We can’t exclaim that “Black lives matter,” but then exclude Black trans folk because they don’t fit in with our heteronormative concepts. We don’t need to demand that transfolk meet our comfortable sensibilities - we need to meet their humanity at the base level. It literally costs you nothing to respect pronouns and identities. You’re not subscribing to some sort of wicked agenda - you’re just being a decent human being.

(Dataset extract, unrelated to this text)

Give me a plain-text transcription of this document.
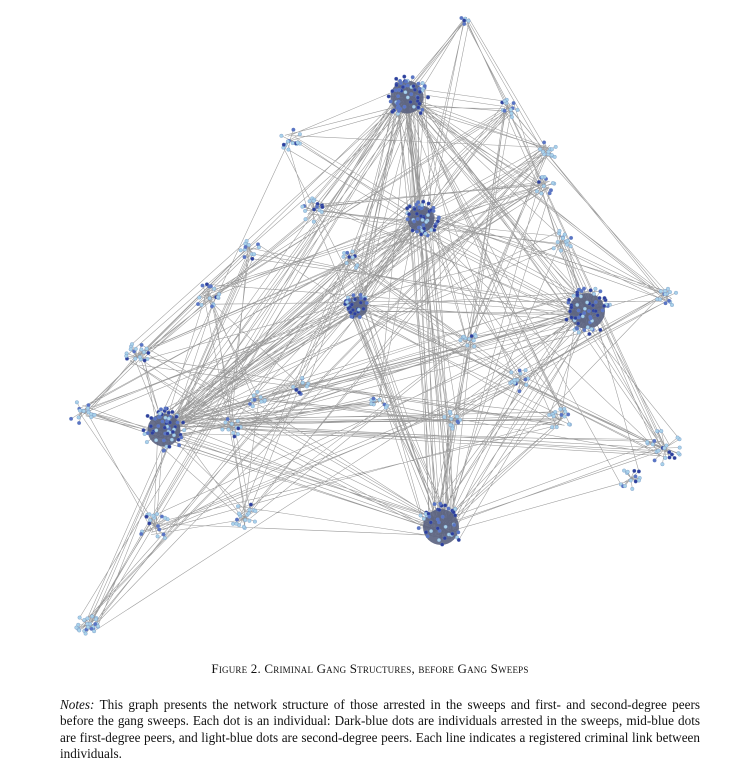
Figure 2. Criminal Gang Structures, before Gang Sweeps
Notes: This graph presents the network structure of those arrested in the sweeps and first- and second-degree peers before the gang sweeps. Each dot is an individual: Dark-blue dots are individuals arrested in the sweeps, mid-blue dots are first-degree peers, and light-blue dots are second-degree peers. Each line indicates a registered criminal link between individuals.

I currently date a transwoman. She is 'genderfluid' meaning she identifies either as a woman or agender. Currently, her pronouns are “she/her" but a lot of genderfluid people identify as “they/them." She was afraid to come out to me because she felt like it might scare me off, which is the same fear a lot of transfolk probably feel.

They may wonder: is this person going to reject me?

Is this person going to hurt me?

Is this person going to kill me?

An interesting aspect of our relationship is the conversations we have about her identity and how she’s learning a lot about herself every day, which she imparts on me daily. We hit bumps in the road, because I’m still unpacking a lot of things myself. I’m learning how to unlearn all these aspects of toxic masculinity that have been dormant in me all my life. I still deal with little microaggressions that want to come out of my mouth and I have to censor myself a lot because I don’t want to be insensitive or unconsciously cruel. I still find myself on social media, speaking in trans spaces and stepping on toes by centering the conversation on me, but I realize how wrong that is. Sometimes, I find myself misgendering people and apologizing profusely for it, which is usually met with “don’t be sorry, be better." Initially, it hurt my fragile male ego to be told that, but I understand. How many times have we as black people had to defend our humanity to white people and how tiring does it get? It is just as exhausting for a trans person to constantly repeat “I identify as this, my pronouns are these, please learn them.”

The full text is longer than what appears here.